0 2 * * * vault-backup /usr/local/bin/cron-wrapper /usr/local/sbin/vault-backup

Monitoring backup

Finally, I added a check to Icinga that verifies the backup has been updated in the last 24 hours. This involved adding a service check by creating services-hasicorp-vault.conf:

apply Service "check-vault-backup" {
  import "generic-service"

  check_command = "file_age"
  command_endpoint = host.name // Execute on client

  vars.file_age_file = "/srv/backups/vault/backup-latest.snap"
  vars.file_age_warning_time = 86400 // 1 day (24 hours, 86,400s)
  vars.file_age_critical_time = 129600 // 1.5 days (36 hours, 129,600s)

  assign where host.vars.services && "hashicorp-vault" in host.vars.services
}

Then added hashicorp-vault to the list of services on the relevant host:

object Host "xxxxxx.domain.tld" {
  vars.services = [
    "hashicorp-vault"
  ]
}

Finally, I changed the ownership of the /srv/backups/vault directory to vault-backup:nagios with mode 0750 - so the nagios user can read the state of files but not modify (e.g. delete) them. The backup files themselves are owned by vault-backup:vault-backup so this does not grant the nagios group members access to the contents of the backups.
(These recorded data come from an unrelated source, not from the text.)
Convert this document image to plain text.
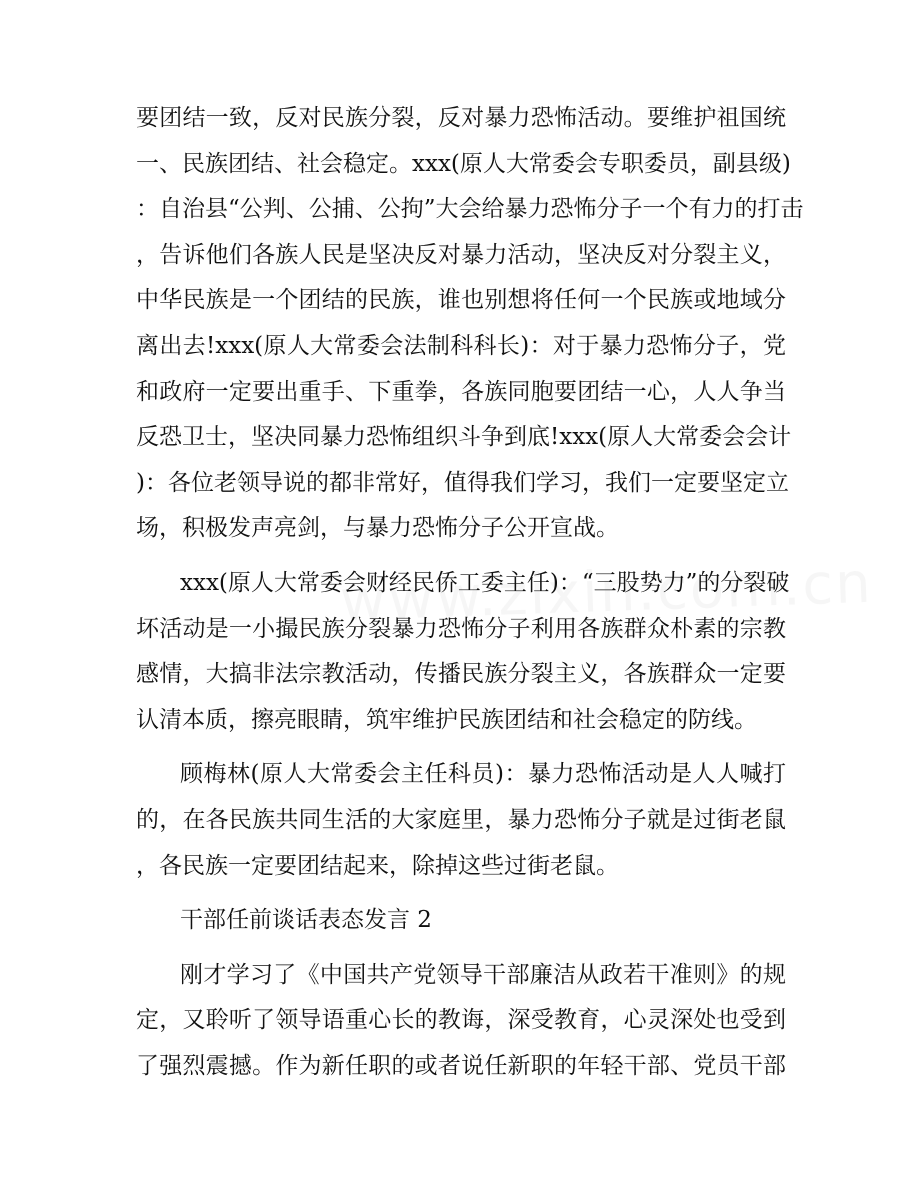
要团结一致，反对民族分裂，反对暴力恐怖活动。要维护祖国统
一、民族团结、社会稳定。xxx(原人大常委会专职委员，副县级)
：自治县“公判、公捕、公拘”大会给暴力恐怖分子一个有力的打击
，告诉他们各族人民是坚决反对暴力活动，坚决反对分裂主义，
中华民族是一个团结的民族，谁也别想将任何一个民族或地域分
离出去!xxx(原人大常委会法制科科长)：对于暴力恐怖分子，党
和政府一定要出重手、下重拳，各族同胞要团结一心，人人争当
反恐卫士，坚决同暴力恐怖组织斗争到底!xxx(原人大常委会会计
)：各位老领导说的都非常好，值得我们学习，我们一定要坚定立
场，积极发声亮剑，与暴力恐怖分子公开宣战。
xxx(原人大常委会财经民侨工委主任)：“三股势力”的分裂破
坏活动是一小撮民族分裂暴力恐怖分子利用各族群众朴素的宗教
感情，大搞非法宗教活动，传播民族分裂主义，各族群众一定要
认清本质，擦亮眼睛，筑牢维护民族团结和社会稳定的防线。
顾梅林(原人大常委会主任科员)：暴力恐怖活动是人人喊打
的，在各民族共同生活的大家庭里，暴力恐怖分子就是过街老鼠
，各民族一定要团结起来，除掉这些过街老鼠。
干部任前谈话表态发言 2
刚才学习了《中国共产党领导干部廉洁从政若干准则》的规
定，又聆听了领导语重心长的教诲，深受教育，心灵深处也受到
了强烈震撼。作为新任职的或者说任新职的年轻干部、党员干部
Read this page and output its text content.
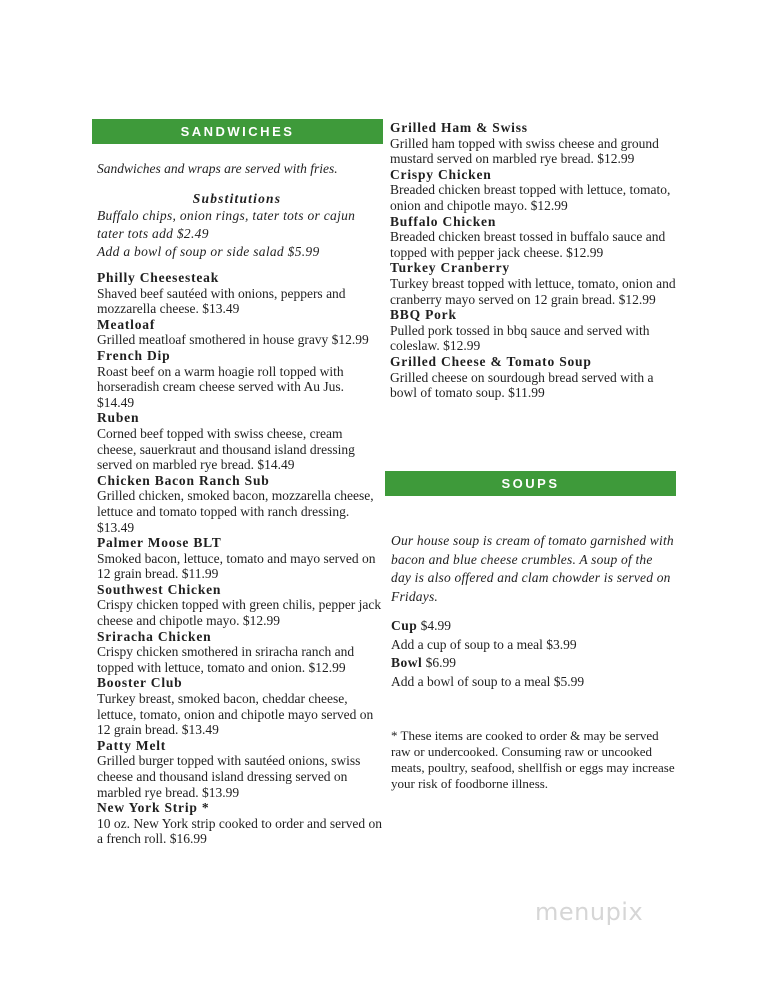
SANDWICHES
Sandwiches and wraps are served with fries.
Substitutions
Buffalo chips, onion rings, tater tots or cajun tater tots add $2.49
Add a bowl of soup or side salad $5.99
Philly Cheesesteak
Shaved beef sautéed with onions, peppers and mozzarella cheese. $13.49
Meatloaf
Grilled meatloaf smothered in house gravy $12.99
French Dip
Roast beef on a warm hoagie roll topped with horseradish cream cheese served with Au Jus. $14.49
Ruben
Corned beef topped with swiss cheese, cream cheese, sauerkraut and thousand island dressing served on marbled rye bread. $14.49
Chicken Bacon Ranch Sub
Grilled chicken, smoked bacon, mozzarella cheese, lettuce and tomato topped with ranch dressing. $13.49
Palmer Moose BLT
Smoked bacon, lettuce, tomato and mayo served on 12 grain bread. $11.99
Southwest Chicken
Crispy chicken topped with green chilis, pepper jack cheese and chipotle mayo. $12.99
Sriracha Chicken
Crispy chicken smothered in sriracha ranch and topped with lettuce, tomato and onion. $12.99
Booster Club
Turkey breast, smoked bacon, cheddar cheese, lettuce, tomato, onion and chipotle mayo served on 12 grain bread. $13.49
Patty Melt
Grilled burger topped with sautéed onions, swiss cheese and thousand island dressing served on marbled rye bread. $13.99
New York Strip *
10 oz. New York strip cooked to order and served on a french roll. $16.99
Grilled Ham & Swiss
Grilled ham topped with swiss cheese and ground mustard served on marbled rye bread. $12.99
Crispy Chicken
Breaded chicken breast topped with lettuce, tomato, onion and chipotle mayo. $12.99
Buffalo Chicken
Breaded chicken breast tossed in buffalo sauce and topped with pepper jack cheese. $12.99
Turkey Cranberry
Turkey breast topped with lettuce, tomato, onion and cranberry mayo served on 12 grain bread. $12.99
BBQ Pork
Pulled pork tossed in bbq sauce and served with coleslaw. $12.99
Grilled Cheese & Tomato Soup
Grilled cheese on sourdough bread served with a bowl of tomato soup. $11.99
SOUPS
Our house soup is cream of tomato garnished with bacon and blue cheese crumbles. A soup of the day is also offered and clam chowder is served on Fridays.
Cup $4.99
Add a cup of soup to a meal $3.99
Bowl $6.99
Add a bowl of soup to a meal $5.99
* These items are cooked to order & may be served raw or undercooked. Consuming raw or uncooked meats, poultry, seafood, shellfish or eggs may increase your risk of foodborne illness.
menupix
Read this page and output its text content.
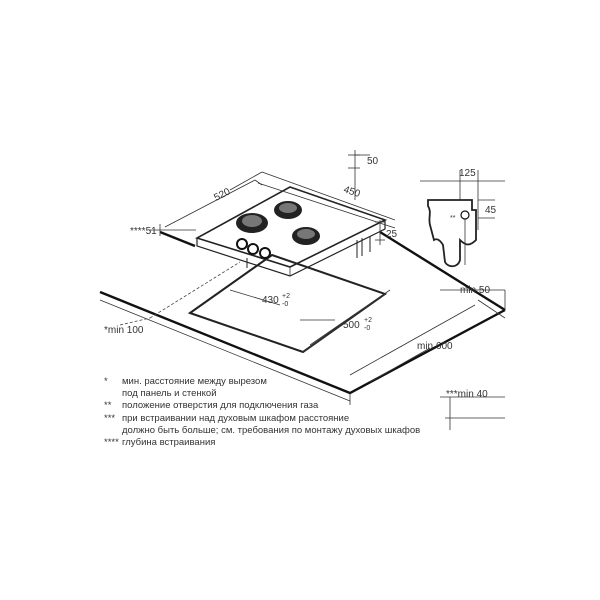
50
520	450
****51	25
430 +2
-0
500 +2
-0
*min 100
min 50
min 600
***min 40
125
45
**
*	мин. расстояние между вырезом
под панель и стенкой
**	положение отверстия для подключения газа
*** при встраивании над духовым шкафом расстояние
должно быть больше; см. требования по монтажу духовых шкафов
**** глубина встраивания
Revoking the initial root token

Finally, I revoked the initial root token:

vault token revoke -self

If a new root token is required, in the future, one can be generated using the unseal keys and the operator command. This process must be started with the -init option, which will print a nonce and one-time password (OTP):

vault operator generate-root -init

The nonce value will be required to continue the process with at least 2 other unseal keys (the command will prompt for the nonce and then unseal key - the nonce can be auto-completed):

vault operator generate-root

The final user will be given the encoded token, which will need to be passed to the -decode option with the OTP to display the actual token:

vault operator generate-root -decode=encoded_token -otp=OTP_from_init

Once Vault was up and running, I carried on with finishing migrating monitoring configuration to Ansible.